Estimated IPO size and investor backing

Backed by global investment firm EQT, Indira IVF was planning an IPO valued at approximately ₹3,500 crores. The public issue was exclusively an Offer for Sale (OFS), meaning that no fresh shares were being issued. This would have allowed existing investors and stakeholders to dilute their holdings rather than raise new capital.

With increasing interest from investors looking to apply for an IPO online, Indira IVF’s withdrawal has left market participants speculating about the company’s next move. Given the growing trend of IPOs in the healthcare sector, many expected a strong response had the public issue proceeded as planned.

The rise of confidential IPO filings

Indira IVF Hospital is not the only company to have chosen the confidential filing route. Last week, edtech unicorn PhysicsWallah Private Limited also submitted its IPO documents confidentially. In 2024, supermarket giant Vishal Mega Mart Limited and food delivery leader Swiggy Limited opted for a similar approach.

Previously, hospitality firm OYO Private Limited had filed a DRHP confidentially in 2023 but later abandoned its IPO plans. Tata Play Limited (formerly Tata Sky Limited) was the first Indian company to follow this method in December 2022. Although Tata Play received SEBI's observation letter in April 2023, it ultimately decided against going public.

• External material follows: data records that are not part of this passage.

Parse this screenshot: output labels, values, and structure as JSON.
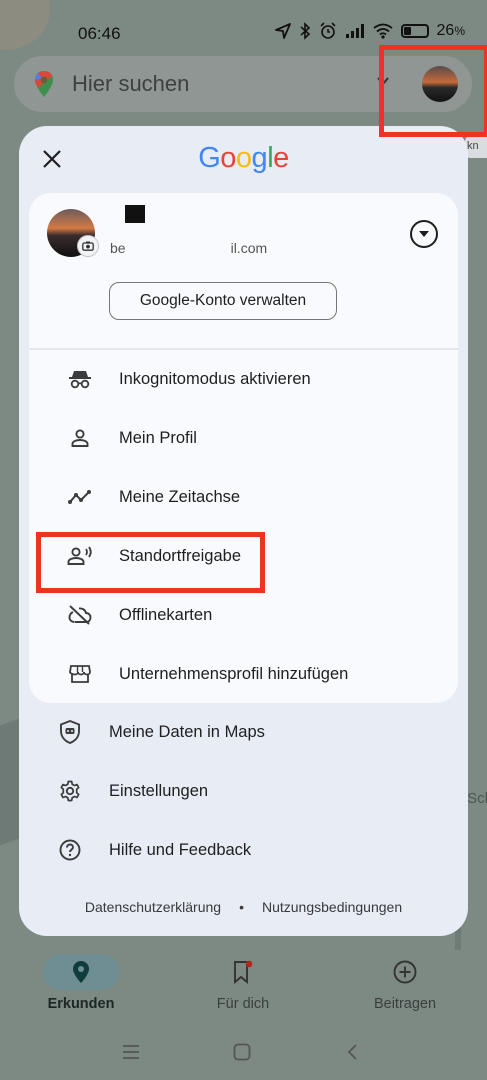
{
  "status_bar": {
    "time": "06:46",
    "battery": "26",
    "battery_unit": "%"
  },
  "search": {
    "placeholder": "Hier suchen"
  },
  "sheet": {
    "brand": [
      "G",
      "o",
      "o",
      "g",
      "l",
      "e"
    ],
    "brand_colors": [
      "#4285F4",
      "#EA4335",
      "#FBBC05",
      "#4285F4",
      "#34A853",
      "#EA4335"
    ],
    "account": {
      "email_prefix": "be",
      "email_suffix": "il.com",
      "manage_label": "Google-Konto verwalten"
    },
    "card_items": [
      {
        "label": "Inkognitomodus aktivieren",
        "icon": "incognito-icon"
      },
      {
        "label": "Mein Profil",
        "icon": "person-icon"
      },
      {
        "label": "Meine Zeitachse",
        "icon": "timeline-icon"
      },
      {
        "label": "Standortfreigabe",
        "icon": "location-sharing-icon"
      },
      {
        "label": "Offlinekarten",
        "icon": "cloud-off-icon"
      },
      {
        "label": "Unternehmensprofil hinzufügen",
        "icon": "storefront-icon"
      }
    ],
    "items": [
      {
        "label": "Meine Daten in Maps",
        "icon": "shield-data-icon"
      },
      {
        "label": "Einstellungen",
        "icon": "gear-icon"
      },
      {
        "label": "Hilfe und Feedback",
        "icon": "help-icon"
      }
    ],
    "footer": {
      "privacy": "Datenschutzerklärung",
      "separator": "•",
      "terms": "Nutzungsbedingungen"
    }
  },
  "bottom_nav": [
    {
      "label": "Erkunden",
      "icon": "explore-pin-icon",
      "active": true
    },
    {
      "label": "Für dich",
      "icon": "bookmark-icon",
      "active": false
    },
    {
      "label": "Beitragen",
      "icon": "add-circle-icon",
      "active": false
    }
  ],
  "map": {
    "edge_label": "Sch",
    "badge": "kn"
  },
  "colors": {
    "highlight": "#ee3322",
    "sheet_bg": "#e7ecf5",
    "card_bg": "#f8fafd"
  }
}
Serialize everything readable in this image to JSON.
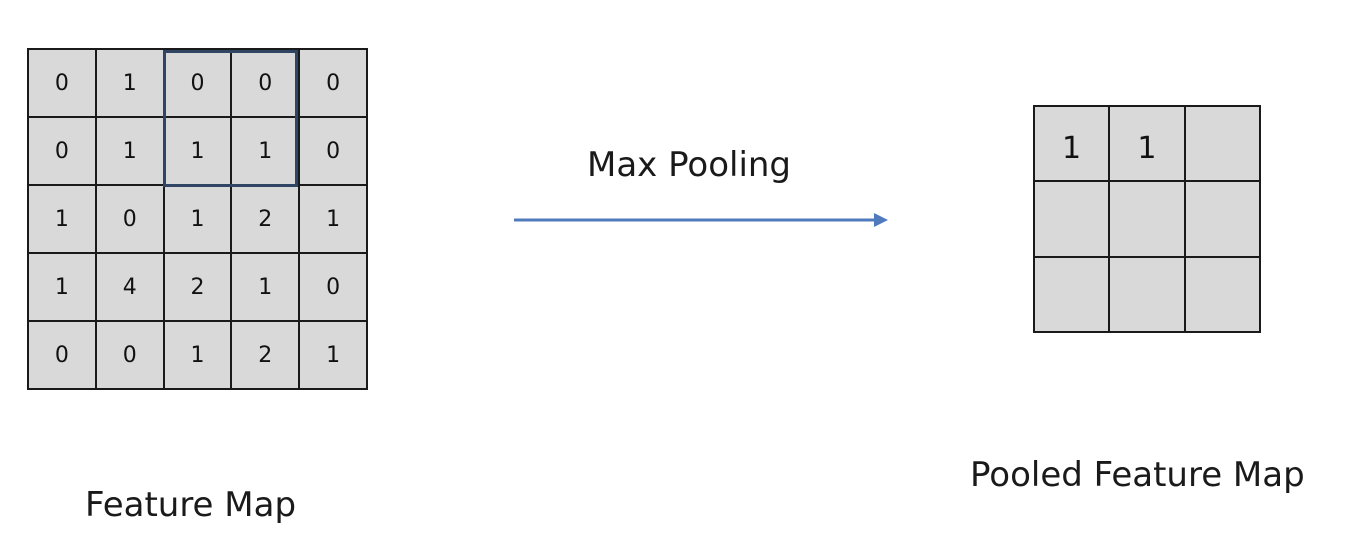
{
  "feature_map": {
    "label": "Feature Map",
    "rows": [
      [
        "0",
        "1",
        "0",
        "0",
        "0"
      ],
      [
        "0",
        "1",
        "1",
        "1",
        "0"
      ],
      [
        "1",
        "0",
        "1",
        "2",
        "1"
      ],
      [
        "1",
        "4",
        "2",
        "1",
        "0"
      ],
      [
        "0",
        "0",
        "1",
        "2",
        "1"
      ]
    ],
    "pooling_window": {
      "rows": [
        0,
        1
      ],
      "cols": [
        2,
        3
      ]
    }
  },
  "operation": {
    "label": "Max Pooling"
  },
  "pooled_map": {
    "label": "Pooled Feature Map",
    "rows": [
      [
        "1",
        "1",
        ""
      ],
      [
        "",
        "",
        ""
      ],
      [
        "",
        "",
        ""
      ]
    ]
  },
  "colors": {
    "cell_fill": "#d9d9d9",
    "grid_line": "#1a1a1a",
    "window_border": "#2f4563",
    "arrow": "#4f7bbd"
  }
}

This trend of confidential filings allows companies to test market conditions before committing to an IPO. Unlike regular IPO filings, where details are publicly disclosed, the confidential filing process provides flexibility without pressure from investors and competitors.

Impact on investors looking to apply for an IPO online

With the growing number of IPOs in India, investors are keen to explore new opportunities and apply for an IPO online. The healthcare sector, particularly fertility services, has seen rapid growth, making Indira IVF’s public offering an anticipated event. The withdrawal of its IPO plans may have disappointed retail and institutional investors who were looking to participate in the offering.

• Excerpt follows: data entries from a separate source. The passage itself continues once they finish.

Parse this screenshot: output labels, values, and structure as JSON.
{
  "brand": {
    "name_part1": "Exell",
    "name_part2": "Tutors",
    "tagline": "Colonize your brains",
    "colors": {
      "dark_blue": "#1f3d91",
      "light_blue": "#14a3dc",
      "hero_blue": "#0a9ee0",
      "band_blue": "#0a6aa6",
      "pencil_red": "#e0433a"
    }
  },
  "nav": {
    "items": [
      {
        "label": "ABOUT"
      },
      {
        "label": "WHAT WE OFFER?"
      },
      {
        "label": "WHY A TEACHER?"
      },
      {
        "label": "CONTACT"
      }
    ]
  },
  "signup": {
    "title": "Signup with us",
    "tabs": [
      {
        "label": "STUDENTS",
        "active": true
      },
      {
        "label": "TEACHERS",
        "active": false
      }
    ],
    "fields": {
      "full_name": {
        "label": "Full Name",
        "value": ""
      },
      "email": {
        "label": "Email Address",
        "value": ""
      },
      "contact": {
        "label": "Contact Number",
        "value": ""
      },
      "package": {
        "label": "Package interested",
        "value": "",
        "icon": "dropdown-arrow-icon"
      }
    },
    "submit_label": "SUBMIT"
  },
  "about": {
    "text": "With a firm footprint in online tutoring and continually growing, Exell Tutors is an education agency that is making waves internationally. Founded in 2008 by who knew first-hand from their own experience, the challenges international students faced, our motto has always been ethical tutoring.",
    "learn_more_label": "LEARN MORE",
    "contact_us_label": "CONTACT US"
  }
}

SEBI returns Agriwarehousing DRHP

In a separate development, SEBI returned the draft IPO papers of Agriwarehousing and Collateral Management Limited on March 19, 2025. The proposed IPO included a fresh issue of up to ₹450 crores and an OFS of 2.69 crores of shares.

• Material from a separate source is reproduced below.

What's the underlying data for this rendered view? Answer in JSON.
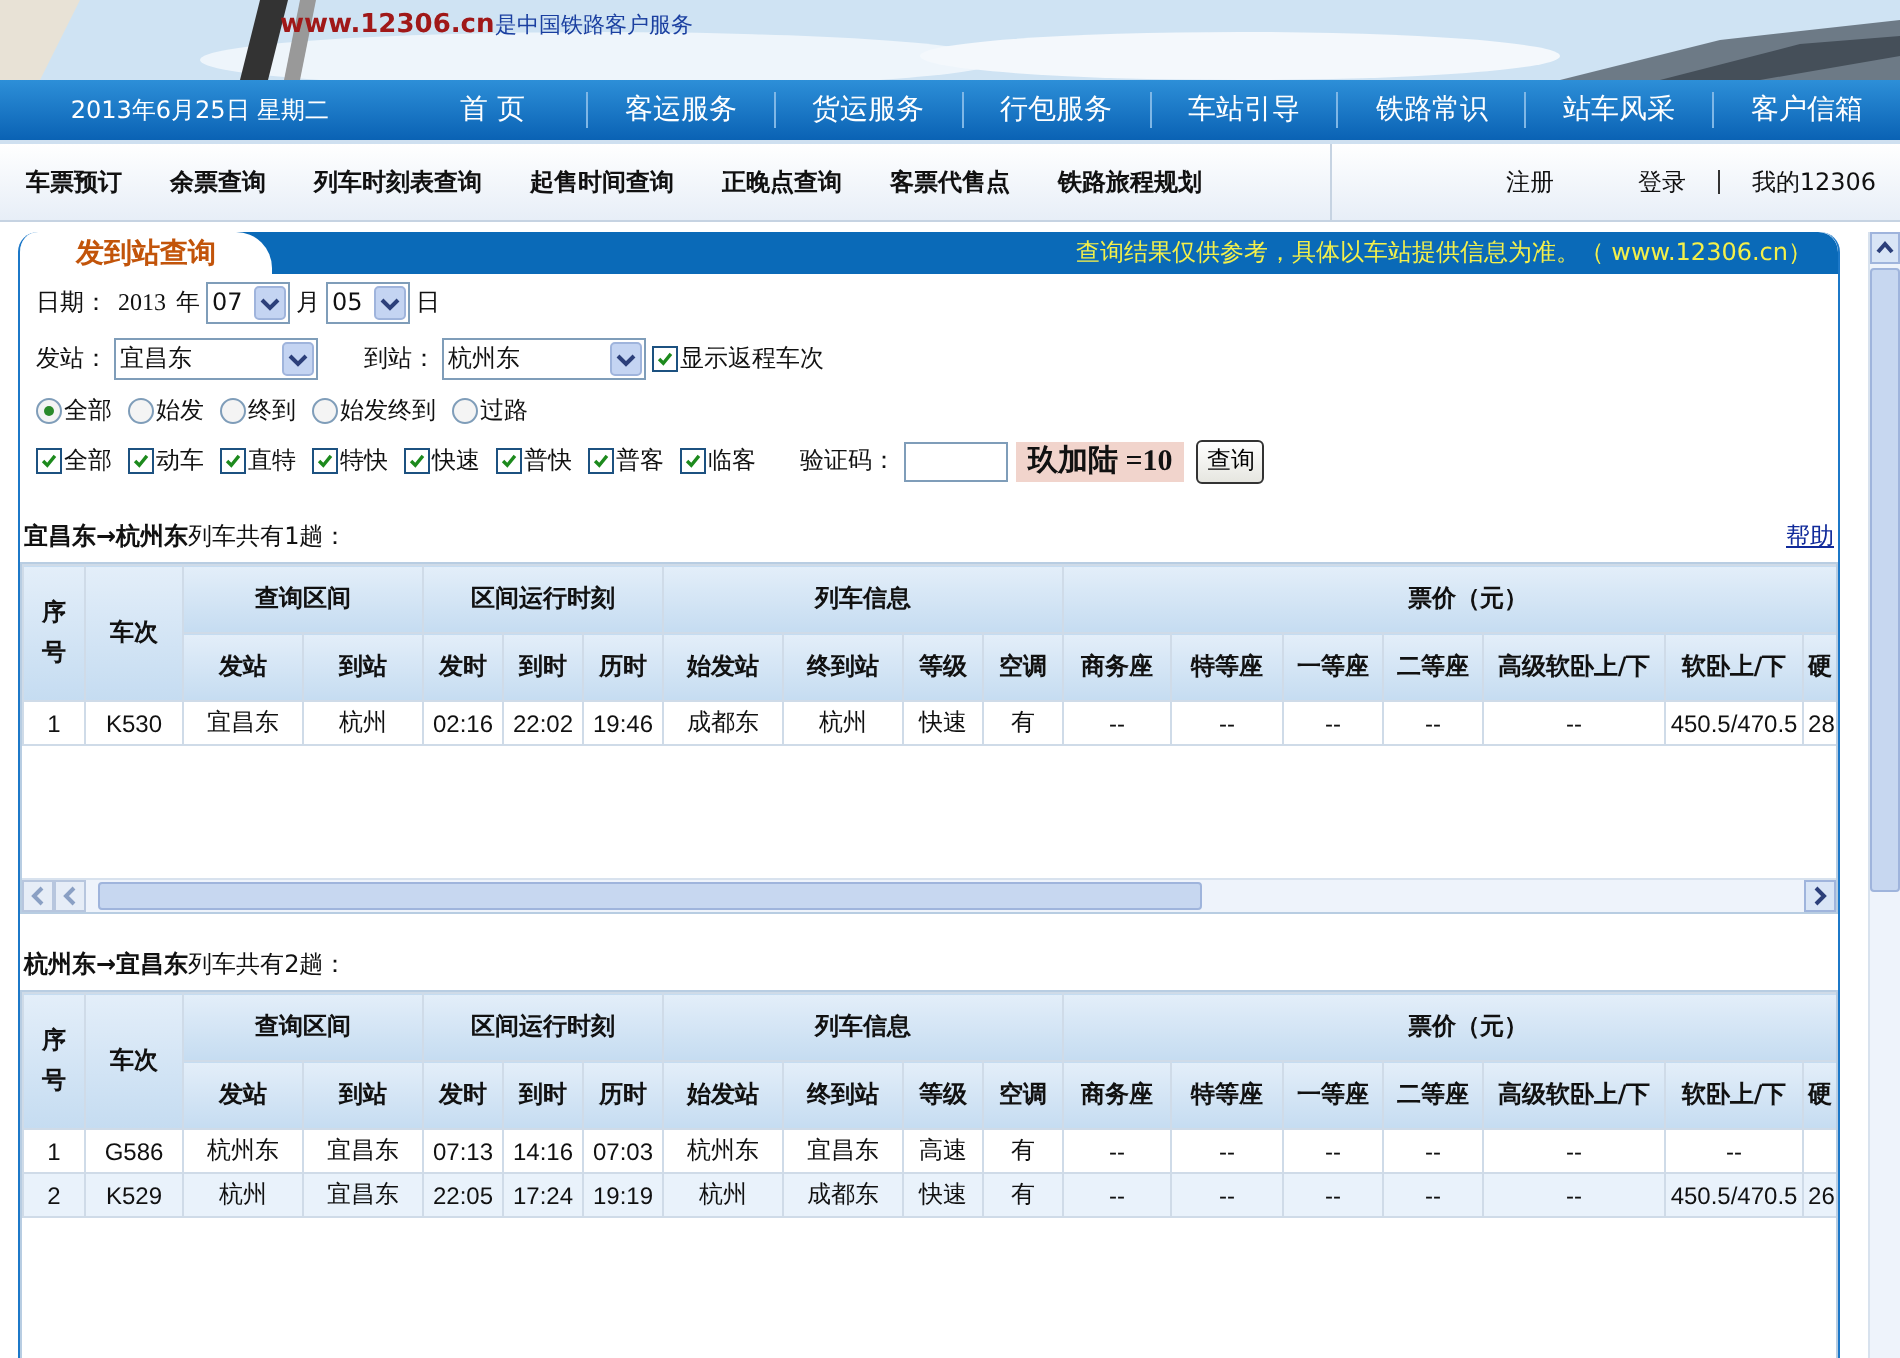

Among the major stakeholders, Claymore Investments (Mauritius) Pte Limited, an indirect subsidiary of Temasek Holdings Limited, had planned to offload 19 crores of equity shares, while promoters aimed to divest 1.5 crores of shares. The reasons for SEBI returning the DRHP remain undisclosed.

Future prospects for Indira IVF and market impact

While Indira IVF’s IPO plans have been put on hold, it remains to be seen whether the company will reconsider a public listing in the future. The healthcare sector continues to attract significant investor interest, and the company’s decision to withdraw does not rule out a return to the market later.